One of the things we did (that's Phil and me) was to visit a charming gentleman who my dad served under in the Army. Brigadier Norman Butler CBE retired as Commander in Chief of the Royal Signals and, with his wife, Barbara, who passed away after long unusual illness, moved to the Isle of Man where he was at one point appointed Postmaster General and was also a Member of the House of Keys. I rang him when we arrived at Phil's house and said I was on the island. Plans were set in motion to meet up with him so on the Wednesday we set off to travel all the way from Port St. Mary on the Southern tip to Ramsey at the Northern end. Manx people on hearing of such long journeys (after all, the Island's 30 miles long) are amazed when you don't prepare a picnic! We spent a couple of very pleasant hours in his company. He is a wonderful man I'm glad to know because despite his impressive military credentials, there are no airs and graces with him. My dad was proud to serve under his command and pleased to consider him a friend years after.
After the pleasant morning, Phil and I took our leave of him and went to visit some interesting parts of the northernmost parts of the island, including Jurby Junk. Now on visiting there I immediately realised just how much fun creative people like Darren McDonald and Ross Risdon would have there, Darren for his gags and Ross for his eye for the unusual. It is basically a huge junk warehouse. Row upon row and rack upon rack of junk. Typewriters, irons, cork tips for snooker cues badges, vacuum cleaners, carpet sweepers, action figures with limbs missing, tea caddies, tea pots, tea service sets, cameras, cine-projectors, wigs, hats, badges, maps, mannequins and much more but all of it JUNK! However, the range of stuff covers several decades so very often drama production companies pay a call there when making period dramas. You are invited to visit the shop with you camera, camcorder etc., as it is quite a tourist attraction on the island. Next door to it and also run by the same lady, Stella, a 70 years old, leather clad biker type any Hell's Angel would be pleased to call Grandma, is a book shop warehouse with books from many decades covering most if not all subject matters. If you happen to visit The Isle of Man, try to find time to visit Jurby Junk.

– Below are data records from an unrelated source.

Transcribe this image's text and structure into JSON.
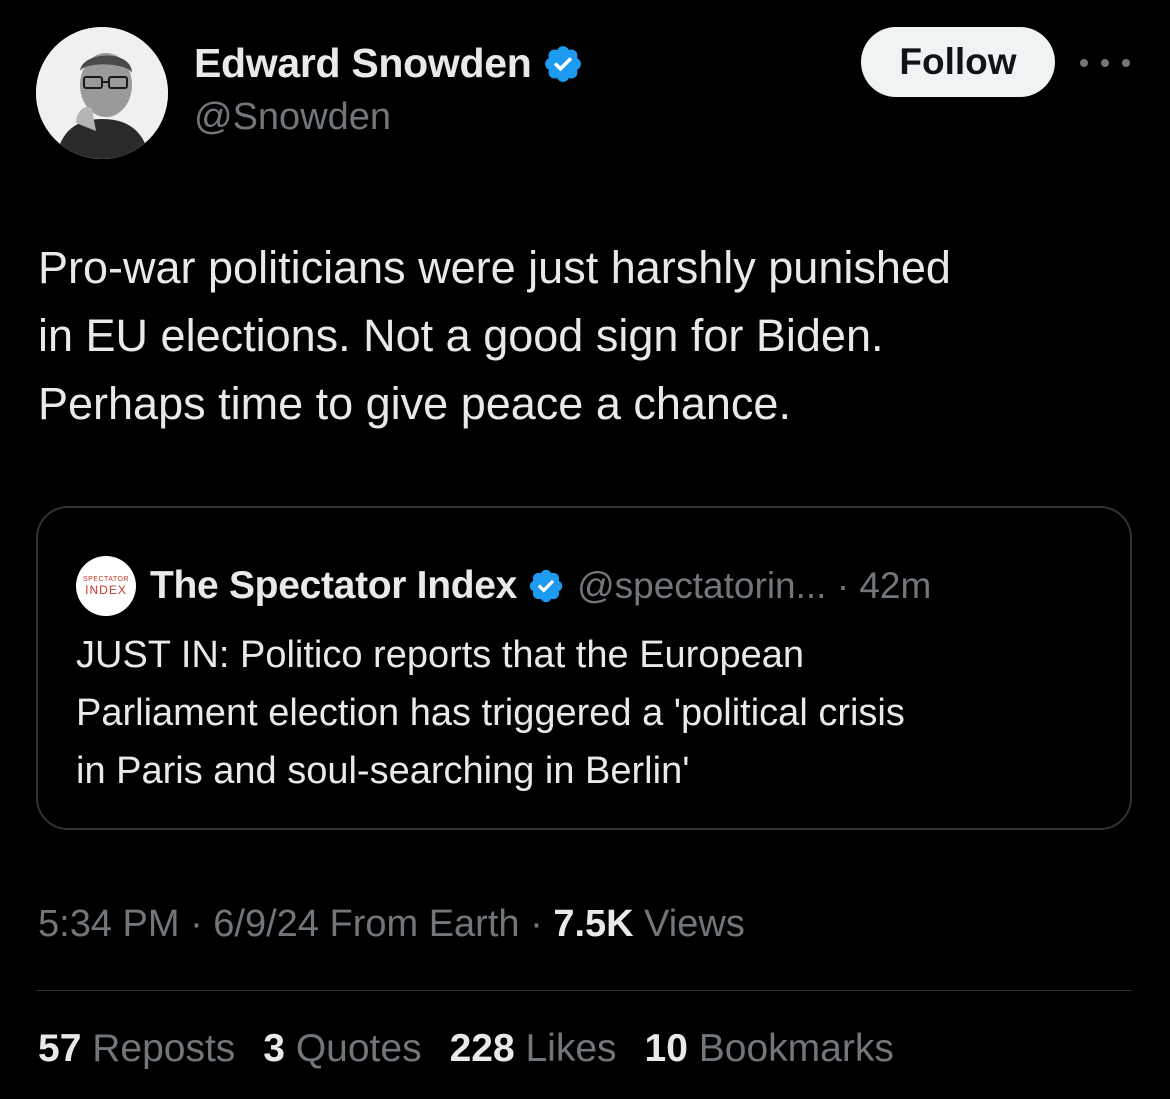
{
  "author": {
    "display_name": "Edward Snowden",
    "handle": "@Snowden",
    "verified": true,
    "avatar_icon": "person-photo-avatar"
  },
  "header": {
    "follow_label": "Follow",
    "more_icon": "ellipsis-icon"
  },
  "tweet": {
    "text": "Pro-war politicians were just harshly punished\nin EU elections. Not a good sign for Biden.\nPerhaps time to give peace a chance."
  },
  "quote": {
    "avatar_line1": "SPECTATOR",
    "avatar_line2": "INDEX",
    "name": "The Spectator Index",
    "handle_time": "@spectatorin... · 42m",
    "verified": true,
    "text": "JUST IN: Politico reports that the European\nParliament election has triggered a 'political crisis\nin Paris and soul-searching in Berlin'"
  },
  "meta": {
    "timestamp": "5:34 PM · 6/9/24 From Earth · ",
    "views_count": "7.5K",
    "views_label": " Views"
  },
  "stats": {
    "reposts_count": "57",
    "reposts_label": " Reposts",
    "quotes_count": "3",
    "quotes_label": " Quotes",
    "likes_count": "228",
    "likes_label": " Likes",
    "bookmarks_count": "10",
    "bookmarks_label": " Bookmarks"
  },
  "colors": {
    "background": "#000000",
    "primary_text": "#e7e9ea",
    "secondary_text": "#71767b",
    "border": "#2f3336",
    "verified_blue": "#1d9bf0",
    "follow_bg": "#eff3f4"
  }
}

From there Phil and I went to see The Laxey Wheel, a huge wheel that runs a pump that sucks water from one of the lead and tin mines on the island and is still in operation today. The wheel itself is just over 72 feet in diameter and when open to the public, you can climb the tower's spiral staircase and view the wheel from on high. If industrial things impress you, it's something to look for. That was just some of the things I got up to there.
One last thing I did was catch up with some other friends who also moved across there. Their son, Darryl is a budding snooker player and at only 9 years old is beating some considerable opposition including recently a former Irish Champion. If he continues to progress, Darryl Hill could be a name found up there with John Higgins and Stephen Lee.
I met up with him on the Thursday. He was just beginning an in house match against his opponent when we arrived at the Douglas Snooker Club. Unfortunately, he wasn't playing to his best form and was well beaten. I had a frame against him that he won. He certainly enjoyed the game though as being kitted up with tricks galore we had a lot of fun. On re-spotting the yellow ball, I found it had developed a squeak. A little later on I lined up to pot a red and the cue ball rolled right over it! Just another use for the humble sponge ball. It was nice to meet up with Darryl's family again.
The Friday morning saw me heading for home from a very nice stay and I hope to visit there again before too long. Maybe next time I'll get to meet up with members of the Magicians of Man. I found out that they had presented a show to the public on the same day that we were presenting our show over at Pudsey and that being more or less where I began, I'll stop I think.